We’re thirsty — and so we say, “I need a drink.” We’re hungry and we say, “I want something to eat.” But when it comes to our essential need for secure attachment, we’re tongue-tied about saying, “I’m feeling insecure and need reassurance.”

As we examined last month, breakthroughs in neuroscience have taught us that along with the fundamental human needs for water, food, and air, we homo sapiens — adults as well as children — have a fundamental need for secure attachment. In other words, feeling safely and securely connected to a special person in our lives is not just for babies.

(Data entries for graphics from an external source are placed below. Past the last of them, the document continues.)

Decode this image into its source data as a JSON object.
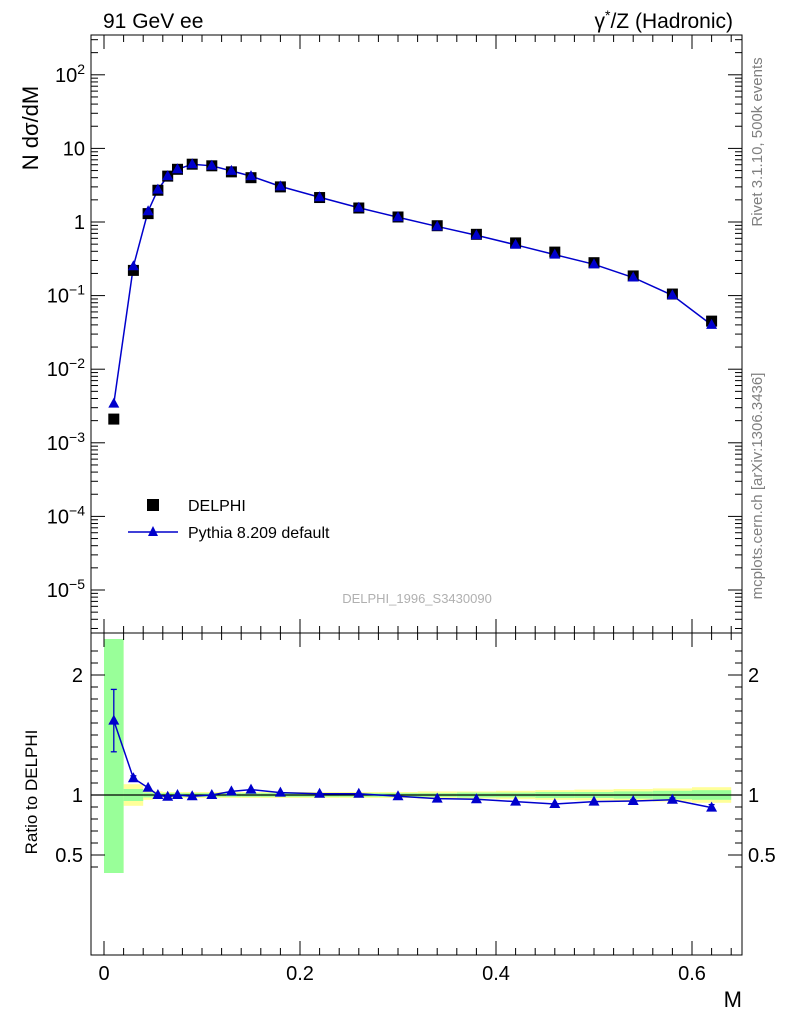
{
  "header": {
    "left": "91 GeV ee",
    "right_base": "γ",
    "right_sup": "*",
    "right_rest": "/Z (Hadronic)"
  },
  "side_text": {
    "rivet": "Rivet 3.1.10,  500k events",
    "mcplots": "mcplots.cern.ch [arXiv:1306.3436]"
  },
  "watermark": "DELPHI_1996_S3430090",
  "chart_data": [
    {
      "type": "scatter",
      "ylabel": "N dσ/dM",
      "xlabel": "M",
      "log_y": true,
      "xlim": [
        -0.02,
        0.65
      ],
      "ylim": [
        3e-06,
        350
      ],
      "y_ticks": [
        {
          "value": 1e-05,
          "base": "10",
          "exp": "−5"
        },
        {
          "value": 0.0001,
          "base": "10",
          "exp": "−4"
        },
        {
          "value": 0.001,
          "base": "10",
          "exp": "−3"
        },
        {
          "value": 0.01,
          "base": "10",
          "exp": "−2"
        },
        {
          "value": 0.1,
          "base": "10",
          "exp": "−1"
        },
        {
          "value": 1,
          "base": "1",
          "exp": ""
        },
        {
          "value": 10,
          "base": "10",
          "exp": ""
        },
        {
          "value": 100,
          "base": "10",
          "exp": "2"
        }
      ],
      "legend_placement": "lower-left",
      "series": [
        {
          "name": "DELPHI",
          "color": "#000000",
          "marker": "square",
          "x": [
            0.01,
            0.03,
            0.045,
            0.055,
            0.065,
            0.075,
            0.09,
            0.11,
            0.13,
            0.15,
            0.18,
            0.22,
            0.26,
            0.3,
            0.34,
            0.38,
            0.42,
            0.46,
            0.5,
            0.54,
            0.58,
            0.62
          ],
          "y": [
            0.0021,
            0.22,
            1.3,
            2.7,
            4.2,
            5.2,
            6.1,
            5.8,
            4.8,
            4.0,
            3.0,
            2.15,
            1.55,
            1.17,
            0.89,
            0.68,
            0.52,
            0.39,
            0.28,
            0.185,
            0.105,
            0.045
          ]
        },
        {
          "name": "Pythia 8.209 default",
          "color": "#0000cc",
          "marker": "triangle",
          "x": [
            0.01,
            0.03,
            0.045,
            0.055,
            0.065,
            0.075,
            0.09,
            0.11,
            0.13,
            0.15,
            0.18,
            0.22,
            0.26,
            0.3,
            0.34,
            0.38,
            0.42,
            0.46,
            0.5,
            0.54,
            0.58,
            0.62
          ],
          "y": [
            0.0034,
            0.25,
            1.4,
            2.75,
            4.2,
            5.2,
            6.1,
            5.8,
            4.95,
            4.2,
            3.05,
            2.17,
            1.56,
            1.16,
            0.87,
            0.66,
            0.49,
            0.36,
            0.266,
            0.176,
            0.101,
            0.04
          ]
        }
      ]
    },
    {
      "type": "line",
      "ylabel": "Ratio to DELPHI",
      "xlabel": "M",
      "xlim": [
        -0.02,
        0.65
      ],
      "ylim": [
        0.35,
        2.3
      ],
      "y_ticks": [
        0.5,
        1,
        2
      ],
      "x_ticks": [
        0,
        0.2,
        0.4,
        0.6
      ],
      "reference_line": 1,
      "series": [
        {
          "name": "Pythia 8.209 default",
          "color": "#0000cc",
          "x": [
            0.01,
            0.03,
            0.045,
            0.055,
            0.065,
            0.075,
            0.09,
            0.11,
            0.13,
            0.15,
            0.18,
            0.22,
            0.26,
            0.3,
            0.34,
            0.38,
            0.42,
            0.46,
            0.5,
            0.54,
            0.58,
            0.62
          ],
          "y": [
            1.62,
            1.14,
            1.06,
            1.0,
            0.985,
            1.0,
            0.99,
            1.0,
            1.03,
            1.045,
            1.02,
            1.01,
            1.01,
            0.99,
            0.97,
            0.965,
            0.945,
            0.925,
            0.945,
            0.95,
            0.96,
            0.895
          ],
          "err": [
            0.26,
            0.02,
            0.01,
            0.005,
            0.005,
            0.005,
            0.005,
            0.005,
            0.005,
            0.005,
            0.005,
            0.005,
            0.005,
            0.005,
            0.005,
            0.005,
            0.008,
            0.01,
            0.01,
            0.012,
            0.015,
            0.025
          ]
        }
      ],
      "bands": {
        "edges": [
          0.0,
          0.02,
          0.04,
          0.05,
          0.06,
          0.07,
          0.08,
          0.1,
          0.12,
          0.14,
          0.16,
          0.2,
          0.24,
          0.28,
          0.32,
          0.36,
          0.4,
          0.44,
          0.48,
          0.52,
          0.56,
          0.6,
          0.64
        ],
        "yellow": [
          [
            0.35,
            2.3
          ],
          [
            0.91,
            1.09
          ],
          [
            0.96,
            1.04
          ],
          [
            0.97,
            1.03
          ],
          [
            0.975,
            1.025
          ],
          [
            0.975,
            1.025
          ],
          [
            0.975,
            1.025
          ],
          [
            0.975,
            1.025
          ],
          [
            0.975,
            1.025
          ],
          [
            0.975,
            1.025
          ],
          [
            0.975,
            1.025
          ],
          [
            0.975,
            1.025
          ],
          [
            0.975,
            1.025
          ],
          [
            0.975,
            1.025
          ],
          [
            0.97,
            1.03
          ],
          [
            0.97,
            1.03
          ],
          [
            0.965,
            1.035
          ],
          [
            0.96,
            1.04
          ],
          [
            0.955,
            1.045
          ],
          [
            0.95,
            1.05
          ],
          [
            0.945,
            1.055
          ],
          [
            0.935,
            1.065
          ]
        ],
        "green": [
          [
            0.35,
            2.3
          ],
          [
            0.95,
            1.05
          ],
          [
            0.98,
            1.02
          ],
          [
            0.985,
            1.015
          ],
          [
            0.985,
            1.015
          ],
          [
            0.985,
            1.015
          ],
          [
            0.985,
            1.015
          ],
          [
            0.985,
            1.015
          ],
          [
            0.985,
            1.015
          ],
          [
            0.985,
            1.015
          ],
          [
            0.985,
            1.015
          ],
          [
            0.985,
            1.015
          ],
          [
            0.985,
            1.015
          ],
          [
            0.985,
            1.015
          ],
          [
            0.985,
            1.015
          ],
          [
            0.98,
            1.02
          ],
          [
            0.98,
            1.02
          ],
          [
            0.975,
            1.025
          ],
          [
            0.975,
            1.025
          ],
          [
            0.97,
            1.03
          ],
          [
            0.965,
            1.035
          ],
          [
            0.96,
            1.04
          ]
        ]
      }
    }
  ],
  "colors": {
    "yellow_band": "#ffff99",
    "green_band": "#99ff99",
    "pythia": "#0000cc",
    "data": "#000000"
  }
}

Imagine if we could never say “I’m thirsty” or “I’m hungry”; imagine how helpless we’d feel. That’s what it’s like when we’re unable to express our insecurity during those inevitable moments — they happen in all relationships — when something shakes our secure foundation. It’s a true and unsettling moment of vulnerability. But most of us over a lifetime have learned to hide vulnerability, especially the vulnerability of feeling insecure with our partner. Many of us mistakenly regard vulnerability as a weakness, a sign that we’re not tough enough or independent enough, or maybe we’re “too needy.” So we do the absolute opposite of what leads to a stronger and healthier relationship: we cover up insecurity and fear, hiding it from the person who most needs to hear it, who is in the best position to offer what we need to receive: comfort and reassurance. (Words of reassurance might include: You’re the most important person to me, or It’s you who I love and care most about, or My feelings for you are as strong as ever.)

Until we adjust our thinking to recognize that it’s perfectly natural to feel fear and insecurity when a secure sense of attachment is threatened — when a spouse walks or looks away before the conversation is over, or slow dances too closely with an attractive family friend, or spends hours playing electronic games while begging off the walks we used to take after dinner — until we learn that exposing vulnerability is a true act of courage, we’re going to have a hard time saying what should be said: “I’m feeling insecure and would like some reassurance.”